Actually, the NSA has all sorts of other authorities to collect records, but we're referring specifically to what the Freedom Act authorizes in the place of Section 215 of the PATRIOT Act. In this six-month gap, what sort of records can the NSA gather?

Oh, also, a federal court ruled that Section 215 actually never authorized mass telephone metadata collection in the first place. So … where do things stand?

Despite supporting the passage of the USA Freedom Act and applauding the new, more restrictive rules, the Obama administration immediately turned around and asked the Foreign Intelligence Surveillance Court (FISC) to allow it to continue during the authorized transition period. So, even though the administration, Congress, and the judicial branches have all agreed this must stop, they nevertheless want to continue it for a few months.

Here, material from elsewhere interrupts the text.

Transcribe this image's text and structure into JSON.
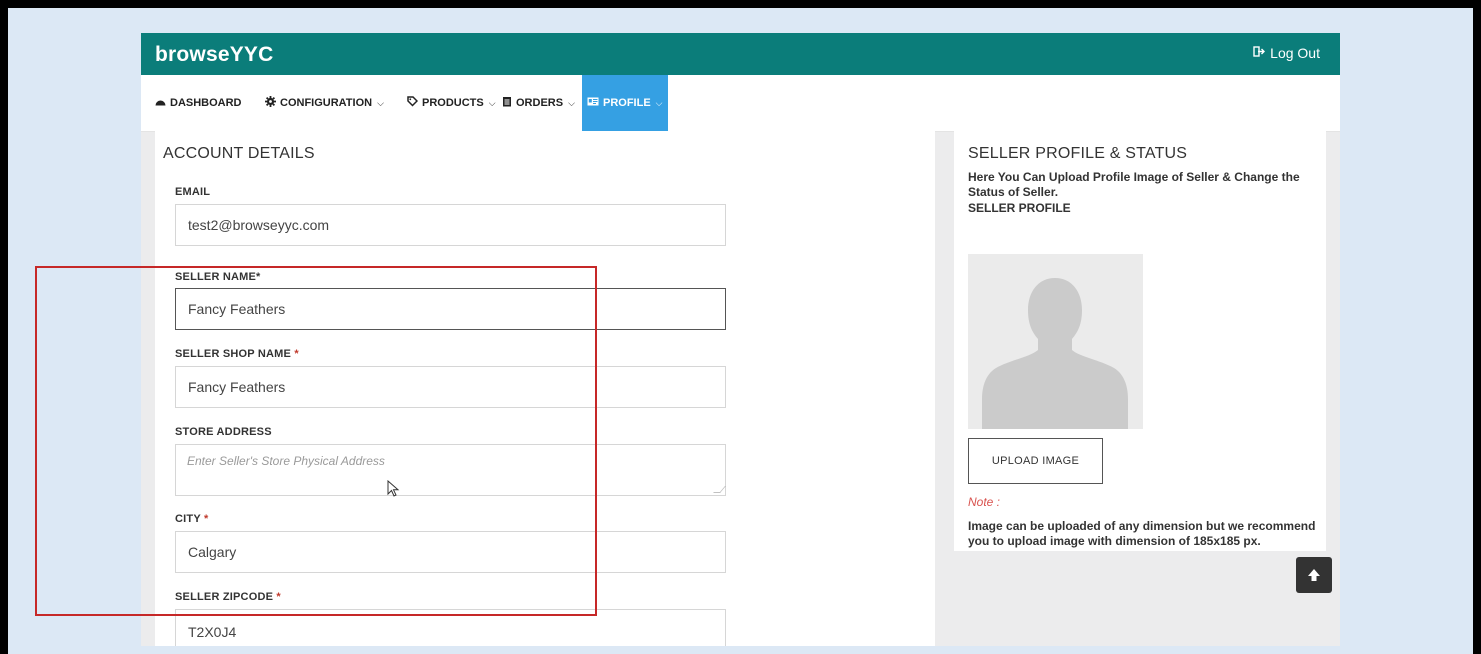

And so FISC ruled: Sure, why not? From Reuters:

The Freedom Act also allowed the existing surveillance program to continue for a six-month transition period, but it remained in legal limbo pending Monday's ruling by a judge of the Foreign Intelligence Surveillance Court.

"In passing the USA Freedom Act, Congress clearly intended to end bulk data collection … But what it took away with one hand, it gave back—for a limited time—with another," wrote Michael Mosman, a judge on the surveillance court.

In his ruling, first reported by the New York Times, Mosman rejected the May ruling by the 2nd U.S. Circuit Court of Appeals in Manhattan that the Patriot Act had never authorized the NSA to collect Americans' phone records in bulk.

"Second Circuit rulings are not binding on the F.I.S.C. and this court respectfully disagrees with that court's analysis, especially in view of the intervening enactment of the U.S.A. Freedom Act," he wrote.

As a bit of a silver lining, the court did agree to allow Ken Cuccinnelli, former Virginia attorney general, through advocacy group FreedomWorks, to submit amicus curae briefs to the court on this matter. One of the less publicized parts of the USA Freedom Act is that it implemented a system where the secretive, non-adversarial system of FISC would allow for independent third parties to advocate to the court in defense of civil liberties of citizens.